Extensive research did not uncover any evidence that
the U.S. copyright on this publication was renewed.]


"The ability to profit by past experience and to use this knowledge as a guide to future action may, ladies and gentlemen, be taken as the primary differentiation between the animal and the vegetable kingdoms."

Thus Professor Melchizedek Hobbs, principal of the Springville Free Academy, on the day long-gone when I began my higher education. I can see him yet, the apotheosis of the Victorian schoolmaster, Ichabod Crane, come to life: the sparse, sandy hair brushed carefully across his bony skull, his long nose trembling with the vehemence of his argument, his artist's fingers stained with the chemicals which he had lately been preparing in the school's laboratory, fumbling nervously with his mauve cravat and peering worriedly over the tops of his steel-bowed spectacles at our bright and shining faces.

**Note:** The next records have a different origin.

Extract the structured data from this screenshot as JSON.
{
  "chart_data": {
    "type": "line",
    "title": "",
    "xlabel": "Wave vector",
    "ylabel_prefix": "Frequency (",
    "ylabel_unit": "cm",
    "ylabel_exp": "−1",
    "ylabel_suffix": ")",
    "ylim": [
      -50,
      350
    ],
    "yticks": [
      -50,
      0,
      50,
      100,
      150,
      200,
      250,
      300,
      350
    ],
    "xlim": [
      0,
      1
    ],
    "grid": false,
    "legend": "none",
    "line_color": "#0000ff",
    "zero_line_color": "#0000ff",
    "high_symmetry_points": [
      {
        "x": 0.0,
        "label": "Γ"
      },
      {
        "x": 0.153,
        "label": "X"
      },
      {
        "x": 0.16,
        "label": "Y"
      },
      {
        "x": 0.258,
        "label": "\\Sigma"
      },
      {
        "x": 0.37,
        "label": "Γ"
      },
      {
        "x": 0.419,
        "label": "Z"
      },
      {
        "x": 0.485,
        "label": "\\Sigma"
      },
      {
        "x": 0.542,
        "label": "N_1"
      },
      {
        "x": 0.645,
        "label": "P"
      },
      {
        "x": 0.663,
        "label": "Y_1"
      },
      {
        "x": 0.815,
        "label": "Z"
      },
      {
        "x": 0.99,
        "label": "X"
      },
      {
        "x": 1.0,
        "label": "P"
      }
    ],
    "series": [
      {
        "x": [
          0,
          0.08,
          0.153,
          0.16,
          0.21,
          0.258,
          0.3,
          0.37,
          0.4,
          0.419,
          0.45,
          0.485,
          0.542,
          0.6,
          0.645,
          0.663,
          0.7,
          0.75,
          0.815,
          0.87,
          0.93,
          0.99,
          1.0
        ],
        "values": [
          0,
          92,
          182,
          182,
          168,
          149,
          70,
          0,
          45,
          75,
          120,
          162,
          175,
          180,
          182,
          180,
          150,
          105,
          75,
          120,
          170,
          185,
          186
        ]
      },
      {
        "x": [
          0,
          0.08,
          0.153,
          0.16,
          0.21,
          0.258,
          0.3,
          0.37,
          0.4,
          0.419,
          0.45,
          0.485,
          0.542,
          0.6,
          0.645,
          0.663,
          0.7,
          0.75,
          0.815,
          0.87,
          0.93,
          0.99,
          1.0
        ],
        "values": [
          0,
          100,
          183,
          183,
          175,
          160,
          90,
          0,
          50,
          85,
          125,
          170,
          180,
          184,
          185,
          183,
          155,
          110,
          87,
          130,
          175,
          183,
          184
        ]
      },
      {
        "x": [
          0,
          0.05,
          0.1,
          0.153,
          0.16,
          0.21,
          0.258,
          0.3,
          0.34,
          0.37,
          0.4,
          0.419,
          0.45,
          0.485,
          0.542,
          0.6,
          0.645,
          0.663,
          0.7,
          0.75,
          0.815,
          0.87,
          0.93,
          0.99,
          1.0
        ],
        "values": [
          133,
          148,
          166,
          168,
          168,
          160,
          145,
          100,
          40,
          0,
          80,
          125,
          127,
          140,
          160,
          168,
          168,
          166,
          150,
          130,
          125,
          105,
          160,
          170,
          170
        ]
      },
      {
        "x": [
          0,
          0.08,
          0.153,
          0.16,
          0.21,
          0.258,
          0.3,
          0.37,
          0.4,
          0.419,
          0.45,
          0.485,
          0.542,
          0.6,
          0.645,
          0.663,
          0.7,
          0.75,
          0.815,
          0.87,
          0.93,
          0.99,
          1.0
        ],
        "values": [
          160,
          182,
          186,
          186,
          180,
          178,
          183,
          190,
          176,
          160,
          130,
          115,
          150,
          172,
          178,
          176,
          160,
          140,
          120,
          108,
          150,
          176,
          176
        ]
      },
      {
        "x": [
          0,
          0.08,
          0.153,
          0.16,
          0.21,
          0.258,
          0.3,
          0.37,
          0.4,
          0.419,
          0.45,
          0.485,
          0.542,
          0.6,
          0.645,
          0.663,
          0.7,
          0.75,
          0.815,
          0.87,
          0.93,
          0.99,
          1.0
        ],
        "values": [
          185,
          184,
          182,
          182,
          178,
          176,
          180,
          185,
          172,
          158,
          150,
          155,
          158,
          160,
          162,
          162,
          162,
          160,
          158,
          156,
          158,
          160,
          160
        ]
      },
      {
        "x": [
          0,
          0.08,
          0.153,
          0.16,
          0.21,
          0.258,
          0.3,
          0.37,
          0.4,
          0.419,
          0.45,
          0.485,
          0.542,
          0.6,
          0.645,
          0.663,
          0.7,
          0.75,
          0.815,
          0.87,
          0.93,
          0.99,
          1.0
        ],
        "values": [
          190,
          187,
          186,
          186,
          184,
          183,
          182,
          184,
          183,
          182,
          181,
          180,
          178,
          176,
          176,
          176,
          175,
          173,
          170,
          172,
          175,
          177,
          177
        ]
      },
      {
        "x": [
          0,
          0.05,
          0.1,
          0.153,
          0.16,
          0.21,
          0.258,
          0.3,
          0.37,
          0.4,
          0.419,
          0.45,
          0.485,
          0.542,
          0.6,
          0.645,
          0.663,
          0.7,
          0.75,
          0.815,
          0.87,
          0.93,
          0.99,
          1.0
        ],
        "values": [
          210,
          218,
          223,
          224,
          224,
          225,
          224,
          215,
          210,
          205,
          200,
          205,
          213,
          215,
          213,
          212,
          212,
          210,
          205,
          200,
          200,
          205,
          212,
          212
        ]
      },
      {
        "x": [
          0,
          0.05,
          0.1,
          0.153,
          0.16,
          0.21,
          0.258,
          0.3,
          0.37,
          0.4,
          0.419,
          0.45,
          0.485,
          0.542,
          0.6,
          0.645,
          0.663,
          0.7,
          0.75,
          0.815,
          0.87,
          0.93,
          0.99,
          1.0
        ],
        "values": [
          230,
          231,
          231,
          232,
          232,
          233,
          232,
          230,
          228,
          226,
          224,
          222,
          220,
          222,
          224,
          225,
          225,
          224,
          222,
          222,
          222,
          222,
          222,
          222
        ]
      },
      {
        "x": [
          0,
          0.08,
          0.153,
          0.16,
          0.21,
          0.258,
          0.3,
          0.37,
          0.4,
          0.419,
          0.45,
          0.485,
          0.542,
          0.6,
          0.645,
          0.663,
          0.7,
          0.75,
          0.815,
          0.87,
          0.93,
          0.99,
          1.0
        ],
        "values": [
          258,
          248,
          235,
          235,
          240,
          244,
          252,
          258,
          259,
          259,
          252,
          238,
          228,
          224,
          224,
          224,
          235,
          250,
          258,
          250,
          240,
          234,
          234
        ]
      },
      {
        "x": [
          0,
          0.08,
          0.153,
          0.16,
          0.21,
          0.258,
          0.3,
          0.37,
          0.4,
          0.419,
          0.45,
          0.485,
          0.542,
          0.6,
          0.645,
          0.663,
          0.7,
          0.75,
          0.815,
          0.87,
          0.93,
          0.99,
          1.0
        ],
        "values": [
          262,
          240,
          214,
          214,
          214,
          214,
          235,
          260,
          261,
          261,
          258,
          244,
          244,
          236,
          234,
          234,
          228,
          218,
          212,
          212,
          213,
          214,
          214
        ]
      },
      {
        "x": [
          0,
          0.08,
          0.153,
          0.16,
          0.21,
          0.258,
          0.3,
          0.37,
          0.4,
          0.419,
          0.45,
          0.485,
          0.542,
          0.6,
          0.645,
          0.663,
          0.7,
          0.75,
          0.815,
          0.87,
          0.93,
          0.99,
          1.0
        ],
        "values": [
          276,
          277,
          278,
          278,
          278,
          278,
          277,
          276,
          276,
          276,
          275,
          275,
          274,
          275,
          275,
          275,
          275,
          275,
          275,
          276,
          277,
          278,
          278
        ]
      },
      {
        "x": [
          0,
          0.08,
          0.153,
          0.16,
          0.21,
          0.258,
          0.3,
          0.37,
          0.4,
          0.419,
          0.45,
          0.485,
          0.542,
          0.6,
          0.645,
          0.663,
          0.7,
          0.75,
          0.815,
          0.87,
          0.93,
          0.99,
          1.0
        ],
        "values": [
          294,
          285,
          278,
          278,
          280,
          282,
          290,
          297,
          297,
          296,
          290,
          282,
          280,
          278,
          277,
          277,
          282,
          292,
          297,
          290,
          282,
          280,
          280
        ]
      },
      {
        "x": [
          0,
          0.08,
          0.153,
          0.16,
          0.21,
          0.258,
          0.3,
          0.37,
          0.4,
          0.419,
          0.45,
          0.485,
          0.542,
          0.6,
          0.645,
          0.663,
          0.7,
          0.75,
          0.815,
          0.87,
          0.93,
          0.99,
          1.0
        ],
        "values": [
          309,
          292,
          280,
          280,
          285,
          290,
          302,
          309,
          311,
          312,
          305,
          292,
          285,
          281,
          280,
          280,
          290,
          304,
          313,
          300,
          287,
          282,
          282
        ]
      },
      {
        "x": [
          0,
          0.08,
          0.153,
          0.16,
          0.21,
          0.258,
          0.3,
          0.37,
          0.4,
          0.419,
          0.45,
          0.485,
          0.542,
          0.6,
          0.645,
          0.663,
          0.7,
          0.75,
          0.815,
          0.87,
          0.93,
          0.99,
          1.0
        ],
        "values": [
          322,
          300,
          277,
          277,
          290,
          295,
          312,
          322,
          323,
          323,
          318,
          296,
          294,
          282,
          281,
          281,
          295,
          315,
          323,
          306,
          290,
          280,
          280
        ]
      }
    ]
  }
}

To Mr. Melchizedek Hobbs every moment of every day was precious. Those of us who came to know him a little more intimately in the four years that followed realized that he was not like other teachers. His teaching was the driving purpose of his life, second only to the keen and insatiable curiosity which sent his vulturine nose prying into the intimacies of Nature and ferreting out improbable facts to the greater glory of botanical science. Now, on our first day at the Academy, he paced the rostrum like a moulting crane, wholly intent on the seriousness of his peroration.

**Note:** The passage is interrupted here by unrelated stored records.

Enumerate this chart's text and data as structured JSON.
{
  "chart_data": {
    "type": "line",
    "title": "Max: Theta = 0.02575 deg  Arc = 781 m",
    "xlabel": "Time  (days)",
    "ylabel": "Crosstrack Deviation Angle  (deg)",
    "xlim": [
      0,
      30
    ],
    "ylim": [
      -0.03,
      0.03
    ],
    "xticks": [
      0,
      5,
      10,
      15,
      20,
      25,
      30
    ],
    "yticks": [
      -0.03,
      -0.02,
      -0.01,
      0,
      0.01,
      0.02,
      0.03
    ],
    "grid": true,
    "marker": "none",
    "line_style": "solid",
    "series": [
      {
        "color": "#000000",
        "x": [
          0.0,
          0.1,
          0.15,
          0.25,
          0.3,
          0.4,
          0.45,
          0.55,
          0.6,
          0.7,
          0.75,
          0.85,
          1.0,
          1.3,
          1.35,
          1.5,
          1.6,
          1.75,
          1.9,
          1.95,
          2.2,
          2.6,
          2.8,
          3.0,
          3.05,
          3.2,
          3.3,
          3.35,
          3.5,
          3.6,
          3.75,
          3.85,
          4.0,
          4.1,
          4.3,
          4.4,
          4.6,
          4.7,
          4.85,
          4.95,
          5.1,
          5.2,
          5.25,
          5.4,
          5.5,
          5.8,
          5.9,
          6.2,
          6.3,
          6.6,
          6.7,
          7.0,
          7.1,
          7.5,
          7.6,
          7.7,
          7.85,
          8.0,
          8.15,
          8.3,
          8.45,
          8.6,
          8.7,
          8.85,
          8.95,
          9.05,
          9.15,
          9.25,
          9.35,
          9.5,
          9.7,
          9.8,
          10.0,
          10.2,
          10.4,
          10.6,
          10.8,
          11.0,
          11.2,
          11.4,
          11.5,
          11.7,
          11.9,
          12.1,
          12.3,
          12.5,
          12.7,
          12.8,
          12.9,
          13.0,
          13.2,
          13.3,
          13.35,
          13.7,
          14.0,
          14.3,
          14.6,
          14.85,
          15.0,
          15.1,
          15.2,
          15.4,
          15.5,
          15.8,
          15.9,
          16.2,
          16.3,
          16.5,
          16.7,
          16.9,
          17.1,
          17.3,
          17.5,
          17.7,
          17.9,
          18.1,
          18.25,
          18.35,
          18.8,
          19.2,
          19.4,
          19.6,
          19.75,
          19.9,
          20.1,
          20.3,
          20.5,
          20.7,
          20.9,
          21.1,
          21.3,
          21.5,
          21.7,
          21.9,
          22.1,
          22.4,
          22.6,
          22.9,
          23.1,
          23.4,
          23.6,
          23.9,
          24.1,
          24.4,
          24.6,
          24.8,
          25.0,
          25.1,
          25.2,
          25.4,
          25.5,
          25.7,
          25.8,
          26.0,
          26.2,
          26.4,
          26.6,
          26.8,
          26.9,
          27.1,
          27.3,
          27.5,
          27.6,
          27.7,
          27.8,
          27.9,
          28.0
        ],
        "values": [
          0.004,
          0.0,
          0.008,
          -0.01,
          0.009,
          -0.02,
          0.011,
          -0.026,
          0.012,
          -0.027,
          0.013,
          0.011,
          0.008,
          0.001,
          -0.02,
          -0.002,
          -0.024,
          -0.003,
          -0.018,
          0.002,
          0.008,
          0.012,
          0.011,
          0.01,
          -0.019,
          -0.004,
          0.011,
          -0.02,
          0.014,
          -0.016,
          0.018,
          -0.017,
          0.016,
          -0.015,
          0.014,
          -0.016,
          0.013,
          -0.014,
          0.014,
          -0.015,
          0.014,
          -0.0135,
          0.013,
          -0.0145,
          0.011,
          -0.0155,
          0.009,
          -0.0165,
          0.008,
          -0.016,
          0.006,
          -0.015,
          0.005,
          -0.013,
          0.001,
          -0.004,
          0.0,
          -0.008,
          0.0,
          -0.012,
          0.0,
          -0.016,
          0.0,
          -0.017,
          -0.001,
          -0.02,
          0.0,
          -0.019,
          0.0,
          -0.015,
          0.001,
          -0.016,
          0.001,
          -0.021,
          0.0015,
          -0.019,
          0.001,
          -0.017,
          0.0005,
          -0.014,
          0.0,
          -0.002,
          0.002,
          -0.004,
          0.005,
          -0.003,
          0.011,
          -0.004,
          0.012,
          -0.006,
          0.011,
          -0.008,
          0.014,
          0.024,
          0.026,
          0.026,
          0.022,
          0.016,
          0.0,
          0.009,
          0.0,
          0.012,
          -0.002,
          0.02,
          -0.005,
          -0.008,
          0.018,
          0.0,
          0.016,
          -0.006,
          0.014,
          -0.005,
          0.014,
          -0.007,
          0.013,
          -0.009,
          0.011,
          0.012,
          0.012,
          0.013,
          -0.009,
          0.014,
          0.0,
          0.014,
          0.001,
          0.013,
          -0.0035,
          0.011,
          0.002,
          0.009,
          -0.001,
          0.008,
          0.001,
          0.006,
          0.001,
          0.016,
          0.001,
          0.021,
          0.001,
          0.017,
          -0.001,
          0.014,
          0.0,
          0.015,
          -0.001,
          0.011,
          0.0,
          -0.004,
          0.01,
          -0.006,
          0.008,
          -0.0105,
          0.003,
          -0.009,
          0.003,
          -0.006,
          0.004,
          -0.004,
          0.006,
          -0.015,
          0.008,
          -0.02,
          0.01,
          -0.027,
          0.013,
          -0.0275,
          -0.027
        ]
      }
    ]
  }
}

Honeyed persuasion was in his voice, and a note of steel when it was needed, for by any standards Mr. Melchizedek Hobbs was no mean orator. Now he made an appeal to our young emotions:

"How often in one's journeyings is the heart warmed and the spirit moved by the solicitude shown by even the lowliest of God's thinking creatures in the care and upbringing of its young! How appalling is the contrasting lethargy which characterizes the race of the cabbage and the vegetable marrow! With what wanton abandon does the profligate thistle scatter its plumed seeds to the four winds, yet with what loving patience does the gentle hind nurture her fawn and bring it to maturity.

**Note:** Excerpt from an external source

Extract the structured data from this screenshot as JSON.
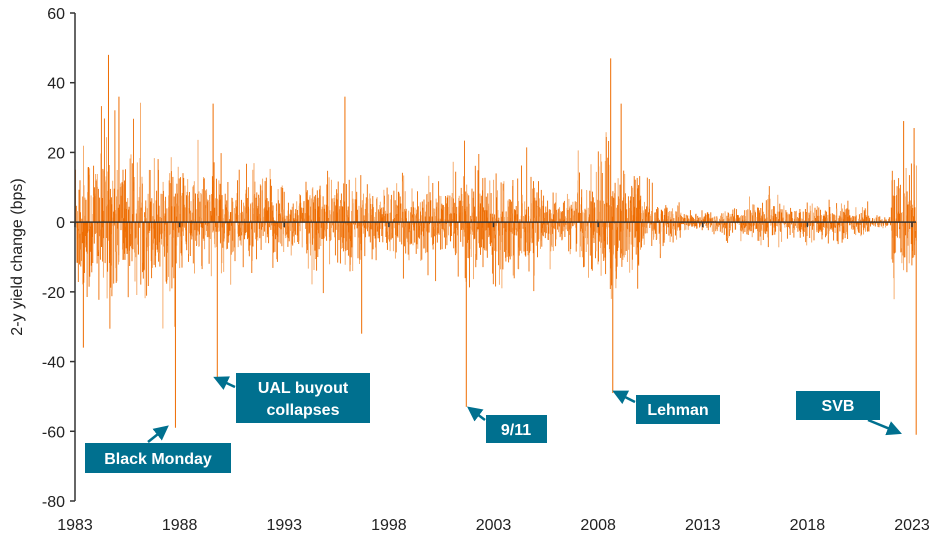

"Education, ladies and gentlemen, is not the prerogative of Mankind! The kitten learns from the wise mouser, its mother, to stalk its wary prey. The sparrow in its nest is taught to spread its trembling wings. Even the field mouse learns to know its natural enemies and to recognize them from afar. It is God's will on Earth that in every thinking race the parent should instruct its young, the adult impart the accumulated wisdom of its kind to the immature. Education, ladies and gentlemen, is the heritage of the animal kingdom—the privilege which divides us from the leek and the asparagus! I trust that you will not deny that heritage!"